The Nine Network announced today it has commissioned a mini-series about Kerry Packer’s World Series Cricket revolution.
In conjunction with Southern Star, the team behind the critically acclaimed mini-series Paper Giants, Nine will produce the two-part mini-series with production to commence in 2012.
Produced by John Edwards, the series will follow Kerry Packer’s extraordinary rise to become the most influential businessman in the history of Australian sport.
The mini-series tells how a young Kerry Packer took on the cricket establishment to set up a rebel competition with the world’s best players, who abandoned their loyalty to their national teams to join the breakaway competition. It will recount Packer’s court battles to get World Series Cricket up and running, the secret player signings, and the way he got around the ban on using Australia’s hallowed Test arenas.

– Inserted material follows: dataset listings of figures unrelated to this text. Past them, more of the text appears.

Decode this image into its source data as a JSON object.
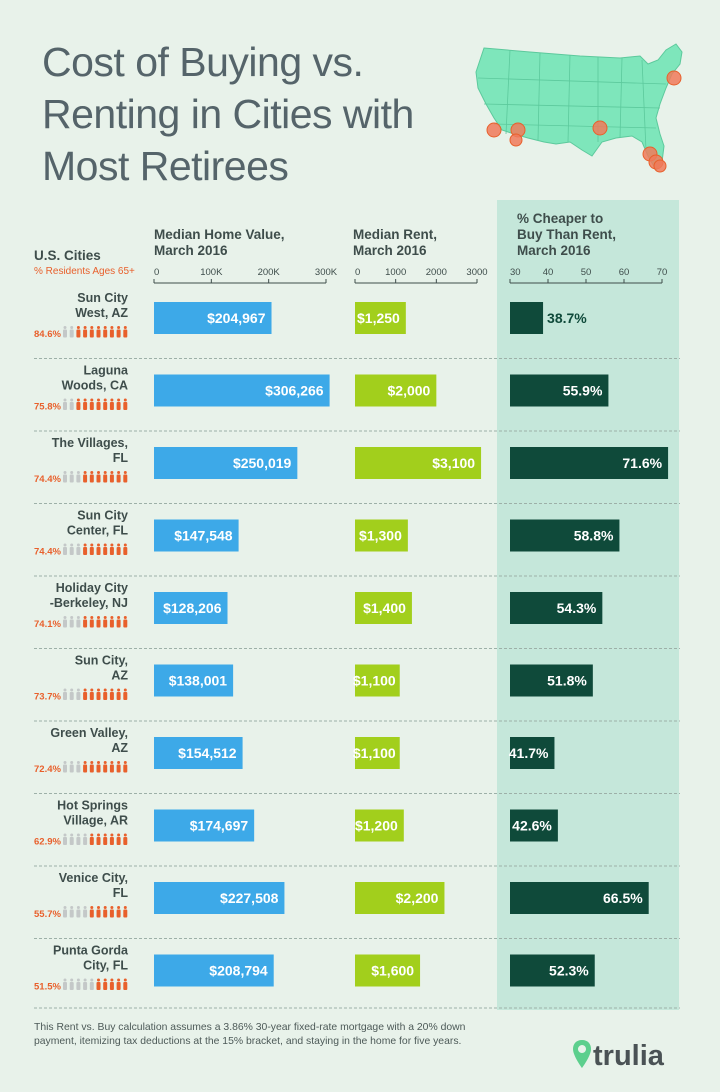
{
  "title_lines": [
    "Cost of Buying vs.",
    "Renting in Cities with",
    "Most Retirees"
  ],
  "headers": {
    "city": "U.S. Cities",
    "residents": "% Residents Ages 65+",
    "home_value": [
      "Median Home Value,",
      "March 2016"
    ],
    "rent": [
      "Median Rent,",
      "March 2016"
    ],
    "cheaper": [
      "% Cheaper to",
      "Buy Than Rent,",
      "March 2016"
    ]
  },
  "footnote": "This Rent vs. Buy calculation assumes a 3.86% 30-year fixed-rate mortgage with a 20% down payment, itemizing tax deductions at the 15% bracket, and staying in the home for five years.",
  "logo_text": "trulia",
  "colors": {
    "home": "#3da9e8",
    "rent": "#a2cf1c",
    "cheaper": "#0f4a3a",
    "cheaper_bg": "#c5e7da",
    "residents": "#e8602c",
    "residents_gray": "#c4c8c8",
    "map": "#7ee6bb"
  },
  "chart_data": [
    {
      "type": "bar",
      "title": "Median Home Value, March 2016",
      "categories": [
        "Sun City West, AZ",
        "Laguna Woods, CA",
        "The Villages, FL",
        "Sun City Center, FL",
        "Holiday City -Berkeley, NJ",
        "Sun City, AZ",
        "Green Valley, AZ",
        "Hot Springs Village, AR",
        "Venice City, FL",
        "Punta Gorda City, FL"
      ],
      "values": [
        204967,
        306266,
        250019,
        147548,
        128206,
        138001,
        154512,
        174697,
        227508,
        208794
      ],
      "labels": [
        "$204,967",
        "$306,266",
        "$250,019",
        "$147,548",
        "$128,206",
        "$138,001",
        "$154,512",
        "$174,697",
        "$227,508",
        "$208,794"
      ],
      "xlim": [
        0,
        300000
      ],
      "ticks": [
        "0",
        "100K",
        "200K",
        "300K"
      ]
    },
    {
      "type": "bar",
      "title": "Median Rent, March 2016",
      "categories": [
        "Sun City West, AZ",
        "Laguna Woods, CA",
        "The Villages, FL",
        "Sun City Center, FL",
        "Holiday City -Berkeley, NJ",
        "Sun City, AZ",
        "Green Valley, AZ",
        "Hot Springs Village, AR",
        "Venice City, FL",
        "Punta Gorda City, FL"
      ],
      "values": [
        1250,
        2000,
        3100,
        1300,
        1400,
        1100,
        1100,
        1200,
        2200,
        1600
      ],
      "labels": [
        "$1,250",
        "$2,000",
        "$3,100",
        "$1,300",
        "$1,400",
        "$1,100",
        "$1,100",
        "$1,200",
        "$2,200",
        "$1,600"
      ],
      "xlim": [
        0,
        3000
      ],
      "ticks": [
        "0",
        "1000",
        "2000",
        "3000"
      ]
    },
    {
      "type": "bar",
      "title": "% Cheaper to Buy Than Rent, March 2016",
      "categories": [
        "Sun City West, AZ",
        "Laguna Woods, CA",
        "The Villages, FL",
        "Sun City Center, FL",
        "Holiday City -Berkeley, NJ",
        "Sun City, AZ",
        "Green Valley, AZ",
        "Hot Springs Village, AR",
        "Venice City, FL",
        "Punta Gorda City, FL"
      ],
      "values": [
        38.7,
        55.9,
        71.6,
        58.8,
        54.3,
        51.8,
        41.7,
        42.6,
        66.5,
        52.3
      ],
      "labels": [
        "38.7%",
        "55.9%",
        "71.6%",
        "58.8%",
        "54.3%",
        "51.8%",
        "41.7%",
        "42.6%",
        "66.5%",
        "52.3%"
      ],
      "xlim": [
        30,
        70
      ],
      "ticks": [
        "30",
        "40",
        "50",
        "60",
        "70"
      ]
    },
    {
      "type": "table",
      "title": "% Residents Ages 65+",
      "categories": [
        "Sun City West, AZ",
        "Laguna Woods, CA",
        "The Villages, FL",
        "Sun City Center, FL",
        "Holiday City -Berkeley, NJ",
        "Sun City, AZ",
        "Green Valley, AZ",
        "Hot Springs Village, AR",
        "Venice City, FL",
        "Punta Gorda City, FL"
      ],
      "values": [
        84.6,
        75.8,
        74.4,
        74.4,
        74.1,
        73.7,
        72.4,
        62.9,
        55.7,
        51.5
      ],
      "labels": [
        "84.6%",
        "75.8%",
        "74.4%",
        "74.4%",
        "74.1%",
        "73.7%",
        "72.4%",
        "62.9%",
        "55.7%",
        "51.5%"
      ]
    }
  ],
  "city_names": [
    [
      "Sun City",
      "West, AZ"
    ],
    [
      "Laguna",
      "Woods, CA"
    ],
    [
      "The Villages,",
      "FL"
    ],
    [
      "Sun City",
      "Center, FL"
    ],
    [
      "Holiday City",
      "-Berkeley, NJ"
    ],
    [
      "Sun City,",
      "AZ"
    ],
    [
      "Green Valley,",
      "AZ"
    ],
    [
      "Hot Springs",
      "Village, AR"
    ],
    [
      "Venice City,",
      "FL"
    ],
    [
      "Punta Gorda",
      "City, FL"
    ]
  ]
}
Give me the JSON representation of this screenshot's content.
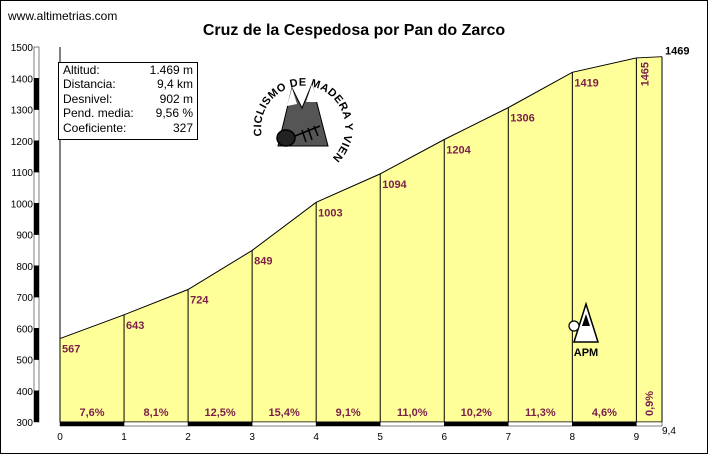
{
  "site": "www.altimetrias.com",
  "title": "Cruz de la Cespedosa por Pan do Zarco",
  "stats": [
    {
      "label": "Altitud:",
      "value": "1.469 m"
    },
    {
      "label": "Distancia:",
      "value": "9,4 km"
    },
    {
      "label": "Desnivel:",
      "value": "902 m"
    },
    {
      "label": "Pend. media:",
      "value": "9,56 %"
    },
    {
      "label": "Coeficiente:",
      "value": "327"
    }
  ],
  "logo": {
    "text": "CICLISMO DE MADERA Y VIENTO"
  },
  "apm": {
    "text": "APM"
  },
  "chart_data": {
    "type": "area",
    "x": [
      0,
      1,
      2,
      3,
      4,
      5,
      6,
      7,
      8,
      9,
      9.4
    ],
    "elevations": [
      567,
      643,
      724,
      849,
      1003,
      1094,
      1204,
      1306,
      1419,
      1465,
      1469
    ],
    "elevation_labels": [
      "567",
      "643",
      "724",
      "849",
      "1003",
      "1094",
      "1204",
      "1306",
      "1419",
      "1465",
      "1469"
    ],
    "grades": [
      "7,6%",
      "8,1%",
      "12,5%",
      "15,4%",
      "9,1%",
      "11,0%",
      "10,2%",
      "11,3%",
      "4,6%",
      "0,9%"
    ],
    "x_ticks": [
      "0",
      "1",
      "2",
      "3",
      "4",
      "5",
      "6",
      "7",
      "8",
      "9",
      "9,4"
    ],
    "y_ticks": [
      "300",
      "400",
      "500",
      "600",
      "700",
      "800",
      "900",
      "1000",
      "1100",
      "1200",
      "1300",
      "1400",
      "1500"
    ],
    "xlim": [
      0,
      9.4
    ],
    "ylim": [
      300,
      1500
    ],
    "fill_color": "#ffff99",
    "label_color": "#7a1f4a"
  }
}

Despite poor crowds and low television ratings at first, a brave new world of sports broadcasting had begun, ushering in the era of one-day cricket played under lights.
Day-night cricket was Packer’s masterstroke and the war swung dramatically in his favour on November 28, 1978, when the first day-night match on a traditional cricket ground was played at the SCG between the WSC Australian and West Indian teams to a near-capacity crowd.
Packer was now one of the most influential figures in the history of the sport. He revolutionised player payments, eventually swung the cricket establishment behind him, and put one-day cricket on the map forever.